A few tips can take you a long way in your pursuit of a meditative baking experience and allow you to calm your mind while baking.
When mixing the dough, try adding half the flour to the liquid and letting it sit for 30 minutes before adding the rest of the flour. This way, the flour absorbs the liquid, so you'll use less flour and end up with easier-to-knead dough and softer bread. Greasing your hands before kneading works just as well as flouring them.
Use a nonreactive bowl, such as glass or stainless steel, for the fermentation stage. Let the dough rise in a warm part of the kitchen, but avoid too-warm conditions—slow-rise bread is the most flavorful.
Sprinkle cornmeal in the greased baking pan to prevent sticking. If the loaf is browning prematurely, cover it with aluminum foil. Dusting loaves with bread flour just before baking will give them a rustic appearance. When hearth bread is done baking, turn off the oven and leave it there for five minutes to help it retain its crust.

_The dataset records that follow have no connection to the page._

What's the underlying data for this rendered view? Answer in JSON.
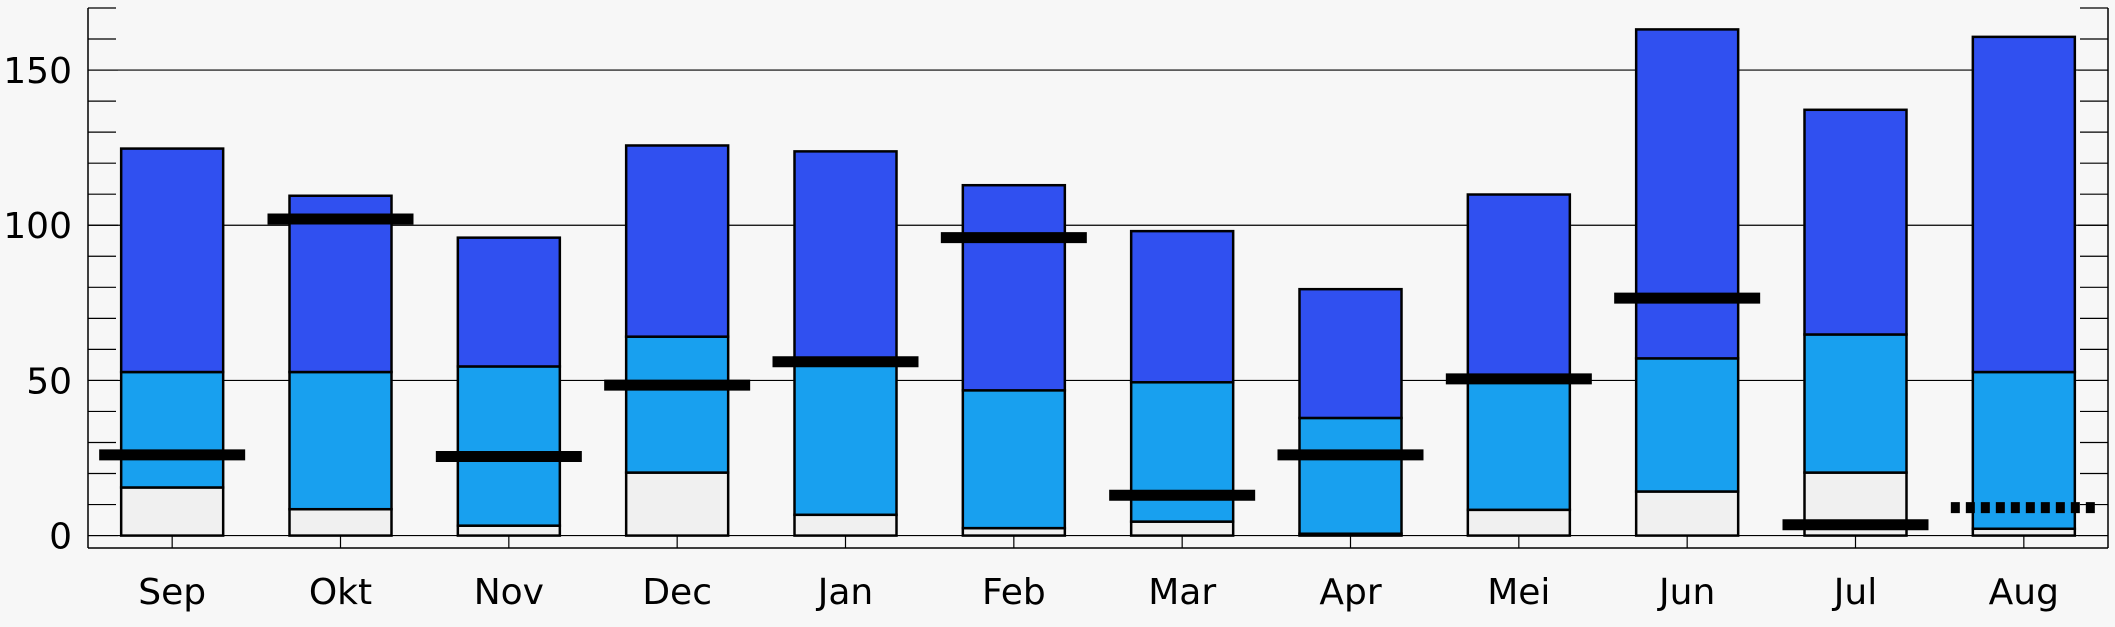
{
  "chart_data": {
    "type": "bar",
    "stacked": true,
    "categories": [
      "Sep",
      "Okt",
      "Nov",
      "Dec",
      "Jan",
      "Feb",
      "Mar",
      "Apr",
      "Mei",
      "Jun",
      "Jul",
      "Aug"
    ],
    "series": [
      {
        "values": [
          15.5,
          8.5,
          3.2,
          20.3,
          6.7,
          2.4,
          4.5,
          0.6,
          8.3,
          14.2,
          20.3,
          2.2
        ]
      },
      {
        "values": [
          37.2,
          44.2,
          51.3,
          43.8,
          48.4,
          44.4,
          44.9,
          37.3,
          41.8,
          42.9,
          44.5,
          50.5
        ]
      },
      {
        "values": [
          72.0,
          56.8,
          41.5,
          61.6,
          68.7,
          66.1,
          48.7,
          41.5,
          59.8,
          106.0,
          72.4,
          108.0
        ]
      }
    ],
    "reference_values": [
      26.0,
      102.0,
      25.5,
      48.5,
      56.0,
      96.0,
      13.0,
      26.0,
      50.5,
      76.5,
      3.5,
      9.0
    ],
    "reference_styles": [
      "solid",
      "solid",
      "solid",
      "solid",
      "solid",
      "solid",
      "solid",
      "solid",
      "solid",
      "solid",
      "solid",
      "dotted"
    ],
    "y_ticks": [
      0,
      50,
      100,
      150
    ],
    "ylim": [
      -4,
      170
    ],
    "grid": true,
    "colors": {
      "series": [
        "#f0f0f0",
        "#18a0ef",
        "#3050f0"
      ],
      "reference": "#000000",
      "background": "#f7f7f7",
      "grid": "#000000"
    }
  }
}
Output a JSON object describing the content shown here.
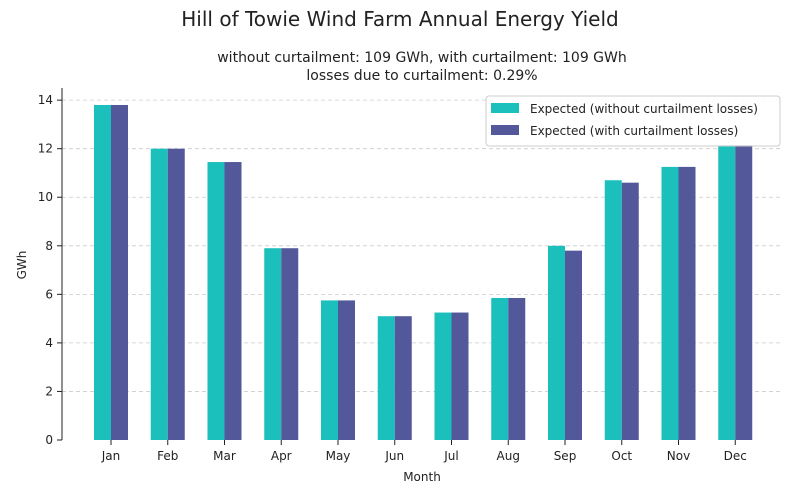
{
  "chart_data": {
    "type": "bar",
    "title": "Hill of Towie Wind Farm Annual Energy Yield",
    "subtitle_lines": [
      "without curtailment: 109 GWh, with curtailment: 109 GWh",
      "losses due to curtailment: 0.29%"
    ],
    "xlabel": "Month",
    "ylabel": "GWh",
    "ylim": [
      0,
      14.5
    ],
    "yticks": [
      0,
      2,
      4,
      6,
      8,
      10,
      12,
      14
    ],
    "grid": "y-dashed",
    "legend_position": "top-right",
    "categories": [
      "Jan",
      "Feb",
      "Mar",
      "Apr",
      "May",
      "Jun",
      "Jul",
      "Aug",
      "Sep",
      "Oct",
      "Nov",
      "Dec"
    ],
    "series": [
      {
        "name": "Expected (without curtailment losses)",
        "color": "#1bbfbb",
        "values": [
          13.8,
          12.0,
          11.45,
          7.9,
          5.75,
          5.1,
          5.25,
          5.85,
          8.0,
          10.7,
          11.25,
          12.15
        ]
      },
      {
        "name": "Expected (with curtailment losses)",
        "color": "#52589a",
        "values": [
          13.8,
          12.0,
          11.45,
          7.9,
          5.75,
          5.1,
          5.25,
          5.85,
          7.8,
          10.6,
          11.25,
          12.15
        ]
      }
    ]
  }
}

While the dough is rising, try practicing a style of meditation called shamatha, a Sanskrit word that means "calm abiding." In this Buddhist meditation, sit and observe nothing but the natural rise and fall of the breath. Count 10 to 15 breaths (one count after a full inhalation and exhalation) and allow your mind to rest for a few moments in a state of calm. Repeat several times.